Por “negar informações”, Inspetoria do TCE sugere multa à Alep

Interpelada por fiscais do Tribunal de Contas do Estado (TCE) em janeiro deste ano, a Assembleia Legislativa do Paraná não forneceu no prazo informações sobre o número de efetivos e comissionados que trabalham no órgão, assim como sobre o controle de frequência dos funcionários. Outros dados, solicitados por ofício em janeiro, com prazo de 4 dias para serem respondidos, foram remetidos ao TCE apenas em março (vide documento no fim da notícia).

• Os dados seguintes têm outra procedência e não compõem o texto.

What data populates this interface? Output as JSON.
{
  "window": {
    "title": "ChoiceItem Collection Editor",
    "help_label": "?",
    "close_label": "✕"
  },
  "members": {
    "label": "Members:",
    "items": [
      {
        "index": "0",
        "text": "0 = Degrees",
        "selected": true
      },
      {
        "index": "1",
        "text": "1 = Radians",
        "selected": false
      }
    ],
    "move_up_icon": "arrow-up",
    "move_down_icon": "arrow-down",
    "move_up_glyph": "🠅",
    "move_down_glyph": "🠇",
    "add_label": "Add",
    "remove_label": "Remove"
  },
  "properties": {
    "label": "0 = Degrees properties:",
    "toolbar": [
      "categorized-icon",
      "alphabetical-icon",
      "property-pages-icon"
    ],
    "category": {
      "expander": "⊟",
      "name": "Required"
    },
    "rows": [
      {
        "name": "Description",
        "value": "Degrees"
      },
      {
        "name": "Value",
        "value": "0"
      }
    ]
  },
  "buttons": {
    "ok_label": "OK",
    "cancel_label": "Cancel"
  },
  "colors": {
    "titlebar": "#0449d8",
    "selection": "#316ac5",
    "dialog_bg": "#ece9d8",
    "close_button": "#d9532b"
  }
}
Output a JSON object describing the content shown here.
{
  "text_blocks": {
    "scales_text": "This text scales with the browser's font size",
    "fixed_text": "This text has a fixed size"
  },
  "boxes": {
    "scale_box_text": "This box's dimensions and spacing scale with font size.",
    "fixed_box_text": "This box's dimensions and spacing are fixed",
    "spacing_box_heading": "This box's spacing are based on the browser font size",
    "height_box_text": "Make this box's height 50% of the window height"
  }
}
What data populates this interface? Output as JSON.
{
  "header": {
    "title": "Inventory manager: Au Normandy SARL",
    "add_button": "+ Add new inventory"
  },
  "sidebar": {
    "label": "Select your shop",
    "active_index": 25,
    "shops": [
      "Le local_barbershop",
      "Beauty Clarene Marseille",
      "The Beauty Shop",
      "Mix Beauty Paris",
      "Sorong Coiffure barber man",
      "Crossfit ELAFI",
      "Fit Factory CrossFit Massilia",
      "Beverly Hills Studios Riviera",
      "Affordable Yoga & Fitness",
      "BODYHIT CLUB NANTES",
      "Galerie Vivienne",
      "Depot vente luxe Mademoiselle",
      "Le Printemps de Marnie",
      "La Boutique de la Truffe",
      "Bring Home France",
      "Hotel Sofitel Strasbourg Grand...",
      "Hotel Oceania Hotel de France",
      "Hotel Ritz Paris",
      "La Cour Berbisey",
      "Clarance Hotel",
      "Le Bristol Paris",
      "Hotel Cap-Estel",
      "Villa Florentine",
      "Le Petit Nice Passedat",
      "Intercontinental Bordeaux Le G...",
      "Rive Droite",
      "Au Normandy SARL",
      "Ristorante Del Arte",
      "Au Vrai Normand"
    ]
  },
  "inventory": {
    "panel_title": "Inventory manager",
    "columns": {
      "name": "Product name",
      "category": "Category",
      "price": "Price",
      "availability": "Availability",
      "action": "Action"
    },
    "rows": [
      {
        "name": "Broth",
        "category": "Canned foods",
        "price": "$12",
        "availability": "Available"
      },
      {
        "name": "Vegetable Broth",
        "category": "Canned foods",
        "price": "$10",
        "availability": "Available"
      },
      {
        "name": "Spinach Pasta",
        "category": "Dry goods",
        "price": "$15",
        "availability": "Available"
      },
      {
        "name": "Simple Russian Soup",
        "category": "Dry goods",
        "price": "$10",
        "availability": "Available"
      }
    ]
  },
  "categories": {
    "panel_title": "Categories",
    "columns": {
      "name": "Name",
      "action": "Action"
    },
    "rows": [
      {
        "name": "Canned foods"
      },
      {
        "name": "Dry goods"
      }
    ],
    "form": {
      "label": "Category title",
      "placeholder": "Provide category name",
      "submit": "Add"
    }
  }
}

Eram dúvidas dos fiscais sobre licitações, projeto de prevenção de incêncio, as reformas do 3º e 4º andar e sobre o pagamento de juros e multas pela instituição (que atrasou recolhimentos previdenciários e referentes à prestação de serviços ao órgão). A situação está descrita nas páginas 19, 20 e 21 do Relatório de Fiscalização da Assembleia Legislativa do Paraná referente a 2015, elaborado pela 3ª Inspetoria de Controle Externo do TCE, a que Livre.jor obteve via Lei de Acesso à Informação. Para a 3º Inspetoria, isso já é motivo para dois “puxões de orelhas” (ressalva e recomendação) e para a ameaça de multa administrativa.

“Multa é desproporcional”
Na resposta ao TCE, a direção da Assembleia Legislativa diz que o órgão “em momento algum criou dificuldade ou entrave aos trabalhos da fiscalização”. O contraditório, que é assinado pelo presidente da Alep, Ademar Traiano (PSDB), pelo diretor-geral Roberto Costa Curta, e mais cinco pessoas ligadas à administração da Assembleia Legislativa, diz inclusive que os achados e recomendações contra o órgão só foram possíveis graças ao fornecimento de informações ao TCE.

“Diante da carência de dano no atraso das informações solicitadas, [a Alep] entende desproporcional a aplicação da multa administrativa, com a anotação de que a Assembleia Legislativa está à inteira disposição desse Tribunal de Contas e de seus servidores para a prestação de informações sempre que for necessário”, continua o documento. A direção da Alep também diz ter montado um plano de ação administrativo para agilizar comunicados internos referentes ao TCE.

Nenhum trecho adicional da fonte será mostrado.